Five of the largest U.S. banks—Bank of America, JPMorgan Chase, Citibank, Morgan Stanley, and Goldman Sachs—in March 2021 had a total of $77.8 billion invested in Chinese equities and bonds. In the case of Goldman Sachs, its holdings in China outstripped the amount of U.S. taxpayer money it received as a bailout in the 2008 and 2009 financial crisis. With Citibank and JPMorgan Chase investing $21.8 billion and $21.2 billion in China, respectively, their holdings could soon outweigh the lofty $25 billion bailouts both banks received in 2008.

Some of these financial institutions were recently burned by Xi’s surprise crackdown on Chinese technology and tutoring companies, in particular Goldman Sachs and Morgan Stanley. Both banks held substantial stakes in Chinese tutoring companies. Morgan Stanley saw its shares in two Chinese tutoring companies lose $3.7 billion of their value as a result of the Chinese Communist Party’s whims.

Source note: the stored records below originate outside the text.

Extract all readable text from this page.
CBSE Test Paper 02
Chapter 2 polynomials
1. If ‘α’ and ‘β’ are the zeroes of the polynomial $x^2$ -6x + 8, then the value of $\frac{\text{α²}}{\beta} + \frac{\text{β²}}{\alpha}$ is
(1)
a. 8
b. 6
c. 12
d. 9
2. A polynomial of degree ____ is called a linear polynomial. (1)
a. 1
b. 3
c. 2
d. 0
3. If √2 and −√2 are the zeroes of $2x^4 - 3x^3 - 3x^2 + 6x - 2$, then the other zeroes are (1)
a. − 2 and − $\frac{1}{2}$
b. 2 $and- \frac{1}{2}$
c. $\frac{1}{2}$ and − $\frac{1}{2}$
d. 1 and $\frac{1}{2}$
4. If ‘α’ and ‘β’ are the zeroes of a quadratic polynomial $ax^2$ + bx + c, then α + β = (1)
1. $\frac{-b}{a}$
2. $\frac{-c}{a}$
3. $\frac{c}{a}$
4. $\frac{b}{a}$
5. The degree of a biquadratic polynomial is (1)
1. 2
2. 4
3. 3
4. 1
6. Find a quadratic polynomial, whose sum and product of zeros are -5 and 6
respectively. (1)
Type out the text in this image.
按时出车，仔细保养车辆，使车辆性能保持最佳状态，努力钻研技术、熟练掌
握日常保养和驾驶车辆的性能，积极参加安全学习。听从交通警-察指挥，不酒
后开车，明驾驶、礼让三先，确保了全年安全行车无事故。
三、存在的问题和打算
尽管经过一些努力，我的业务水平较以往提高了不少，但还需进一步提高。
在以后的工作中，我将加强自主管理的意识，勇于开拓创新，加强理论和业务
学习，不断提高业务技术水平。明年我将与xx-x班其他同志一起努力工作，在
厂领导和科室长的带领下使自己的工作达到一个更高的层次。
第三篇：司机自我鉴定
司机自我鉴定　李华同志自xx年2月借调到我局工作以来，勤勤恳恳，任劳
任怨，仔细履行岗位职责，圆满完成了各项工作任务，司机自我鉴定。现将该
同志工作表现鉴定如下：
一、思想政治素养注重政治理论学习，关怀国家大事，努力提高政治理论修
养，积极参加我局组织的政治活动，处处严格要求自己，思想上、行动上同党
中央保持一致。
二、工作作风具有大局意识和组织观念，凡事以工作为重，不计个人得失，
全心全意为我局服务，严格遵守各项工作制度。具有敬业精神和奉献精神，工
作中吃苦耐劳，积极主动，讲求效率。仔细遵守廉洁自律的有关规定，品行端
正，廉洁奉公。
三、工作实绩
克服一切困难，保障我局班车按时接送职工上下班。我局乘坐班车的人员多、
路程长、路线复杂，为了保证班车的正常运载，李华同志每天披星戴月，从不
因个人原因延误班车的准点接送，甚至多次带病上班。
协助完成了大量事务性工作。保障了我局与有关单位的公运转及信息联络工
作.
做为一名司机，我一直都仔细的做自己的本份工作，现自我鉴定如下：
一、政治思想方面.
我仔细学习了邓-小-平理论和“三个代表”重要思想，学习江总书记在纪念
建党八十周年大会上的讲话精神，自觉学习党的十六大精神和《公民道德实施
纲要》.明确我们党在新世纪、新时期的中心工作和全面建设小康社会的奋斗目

Undeterred and off the back of being granted approval to take full ownership of its joint-investment arm in China, Goldman Sachs has advised its investors to buy up Chinese equities as a hedge against the global instability caused by the crisis in Ukraine, including Chinese defense stocks. The same institutions that prompted the global financial crisis have lost money investing in China and failed to see the Russian war coming despite all the warnings now calling on greater exposure to Chinese equities and bonds. It should not be lost on the public, lawmakers, and regulators, who must use Putin’s war in Ukraine as a much-needed wake-up call about the vulnerabilities and risks associated with exposure to markets controlled by authoritarian governments.

They may not be able to realize—or acknowledge—their mistakes. But the public and officials should. The sad truth is that many of these financial institutions that were not predicting effective, coordinated Western sanctions on Russia let alone a military invasion are so heavily exposed to Chinese markets that many would struggle to survive if the West showed a similar backbone against an invasion of Taiwan. It’s for that reason that the financial sector downplays warnings about Chinese risk—and seeks to quash or water down measures taken against China over its current atrocities. That is why lawmakers must look seriously at regulating and limiting financial exposure to markets controlled by authoritarian governments.

In the weeks and months ahead, there will be a movement among these same investors to repair Xi and China’s reputation—especially if Beijing tries to present itself as an honest broker when it comes to establishing peace between Russia and Ukraine.

Such overtures must be opposed. As Xi has demonstrated in the last two years, China is more than willing to upend international rules, break treaties, and (where necessary) use force to meet its territorial ambitions. For investors, the global economy, and ordinary members of the public, this poses the greatest risk yet.